Can growth and farming coexist?

Can growth and farming coexist?
SB 5259 aims to streamline permitting processes for farmers who say that red tape is making it harder for them to remain economically sustainable. Photo:

As Washington state’s population grows, agricultural industry advocates say that farmers need more flexibility with their land designated for farming under the Growth Management Act (GMA) in order to remain economically sustainable.

SB 5259 would among other things allow cities and counties to use what are known as “innovative zoning techniques” (IZTs) in and outside urban growth areas (UGAs) and provide ways to streamline permit processes. A substitute version of the bill cleared the Senate Committee on Local Government on Jan. 24 and received a Feb. 12 public hearing in Ways and Means.

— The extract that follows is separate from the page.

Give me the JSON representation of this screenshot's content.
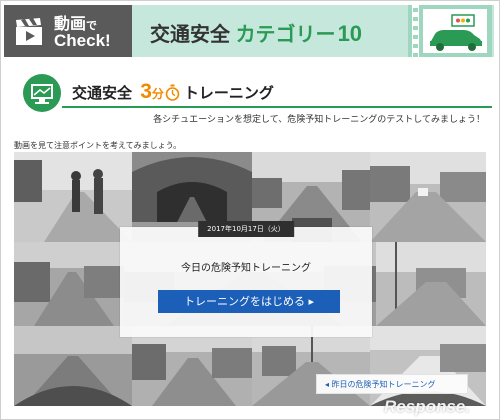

At the January public hearing in Local government, Sponsor Sen. Hans Zeiger (R-25) told members that Puyallup farmers in his district “feel as though their livelihood is threatened by encroachments of all kinds; rising costs, growing traffic and density around them, constant regulatory pressure from state and local governments, difficult permitting processes and more.

“We in the legislature and our local governments have recognized the value of farmland,” he added. “But we have done too little to help preserve the viability of farming in areas like mine.”

Bolstering his argument was testimony by Puyallup farmer Timothy Richter, who told committee members “we can’t farm the way we want to. There’s nothing but red tape. It gets so frustrating. I don’t need financial help, but I need help to allow me to do what I need to do.”

Washington Policy Center Director of the Initiative on Agriculture Pam Lewison told Lens that “what we’re seeing is a conversion of good farmland over to low density development, because if you’re in a struggling sector of the ag industry, which is quite frankly all of them, there is significantly more money to be made selling your lands to a developer in the short term than maintaining your farm on a legacy level.”

She added that agriculture is “of the largest industries in the state, and it provides for a very robust economy. Anytime you start cutting acres out of that production cycle, you are ultimately undercutting the state as a whole.”

During the Feb. 12 hearing on the substitute proposal, Jerome O’Leary with the Pierce County Agricultural Advisory Committee read a letter warning that the “limitations and restrictions of the Growth Management Act on agricultural resource land has significant impacts on the actual operations of an agricultural business. Over the years the requirements for the successful operation of an agricultural business have changed greatly.”

The letter noted further that “farmers have had to adapt and change our methods of operation to meet new restrictions, additional regulations, shifts in market conditions, variability in prices and the decrease in needed businesses that support the agricultural industry.”

IZTs can include allowing nonagricultural uses on land designated for agricultural production, while the bill also repeals a requirement that nonagricultural activities on farmland be located within areas already developed for buildings and residential uses. Lewison said that such allowances enable farmers to use sections of their land less suited for crops for other purposes.

Along with the IZTs, the bill would allow counties to enroll in the Voluntary Stewardship Program (VSP) created in 2011; the deadline to opt in was early 2012. That program allows counties to create voluntary, incentive-driven work plans for agricultural lands as an alternative to regulations.

Before the bill cleared Local Government, committee members removed a provision that would have allowed counties and cities to exempt agricultural lands from requirements they deemed “unnecessary.”

No further action is scheduled for the bill.